The societal benefits that could come with this discovery are immense, as the propensity to become an alcoholic would be reduced, thus alleviating much of the suffering that this condition unfortunately entails.

Future Work/Unanswered Questions

Further, slowpoke might be expected to be expressed differently because this gene has been shown to be necessary for the acquisition of tolerance. Since wild-type CS flies can acquire tolerance after an ethanol exposure, the slo gene is expected to be differentially expressed when CS-exposed flies are compared to CS-naive flies. This gene was also not found to be differentially expressed in the Kong, Morozova, or Urizar experiments (Morozova, Anholt et al. 2006, Kong, Allouche et al. 2010, Urizar, Yang et al. 2007).

Slowpoke expression peaks between 21 and 24 h after ethanol exposure, which matches the time frame during which RNA was collected from the flies used in the Urizar experiment (Cowmeadow, Krishnan et al. 2006).

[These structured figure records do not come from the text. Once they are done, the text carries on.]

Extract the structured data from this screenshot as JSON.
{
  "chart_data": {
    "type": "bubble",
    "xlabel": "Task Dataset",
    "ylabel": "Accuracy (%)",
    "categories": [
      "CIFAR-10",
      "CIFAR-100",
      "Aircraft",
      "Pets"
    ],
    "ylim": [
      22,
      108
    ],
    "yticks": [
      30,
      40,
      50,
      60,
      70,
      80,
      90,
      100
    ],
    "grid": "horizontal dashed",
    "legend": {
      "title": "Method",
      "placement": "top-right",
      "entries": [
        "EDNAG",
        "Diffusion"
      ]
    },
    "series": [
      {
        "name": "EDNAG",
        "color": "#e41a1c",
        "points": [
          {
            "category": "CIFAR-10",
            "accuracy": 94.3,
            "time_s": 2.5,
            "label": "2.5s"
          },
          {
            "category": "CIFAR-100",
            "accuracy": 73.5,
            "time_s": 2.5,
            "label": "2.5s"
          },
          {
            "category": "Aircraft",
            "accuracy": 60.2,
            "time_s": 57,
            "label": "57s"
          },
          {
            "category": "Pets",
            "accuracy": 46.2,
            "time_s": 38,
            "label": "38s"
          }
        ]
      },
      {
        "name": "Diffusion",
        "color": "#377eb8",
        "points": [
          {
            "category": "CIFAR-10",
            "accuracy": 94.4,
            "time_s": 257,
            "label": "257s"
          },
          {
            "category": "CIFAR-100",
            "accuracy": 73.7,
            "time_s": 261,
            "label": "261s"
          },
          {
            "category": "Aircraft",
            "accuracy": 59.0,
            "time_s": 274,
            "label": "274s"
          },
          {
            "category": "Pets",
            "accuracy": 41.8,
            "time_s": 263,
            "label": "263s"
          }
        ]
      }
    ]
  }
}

Perhaps this gene could be located by searching for a specific slow promoter responsible for neuronal expression. Dunc13 expression could be further elucidated by collecting more sequences at a different time point after ethanol exposure.

We used a four-hour time point, so if the induction of slowpoke expression after ethanol exposure occurs later, we may have missed this in our experiment. Furthermore, it would be interesting to see whether introducing a mutation in Dunc13 into the C1 domain of this protein would reduce the magnitude of ethanol resistance observed in Dunc13P84200/+ heterozygotes. Alcohol binds to the C1 domain of this protein, and by replacing a glutamate residue present in the C1 domain of Munc13-1 with histidine, alanine or leucine residues, alcohol binding is reduced (Das, Xu et al. 2013 ).

If this amino acid substitution alters the ethanol resistance phenotype observed in Dunc13P84200/+ heterozygotes, further investigation may provide a more meaningful basis.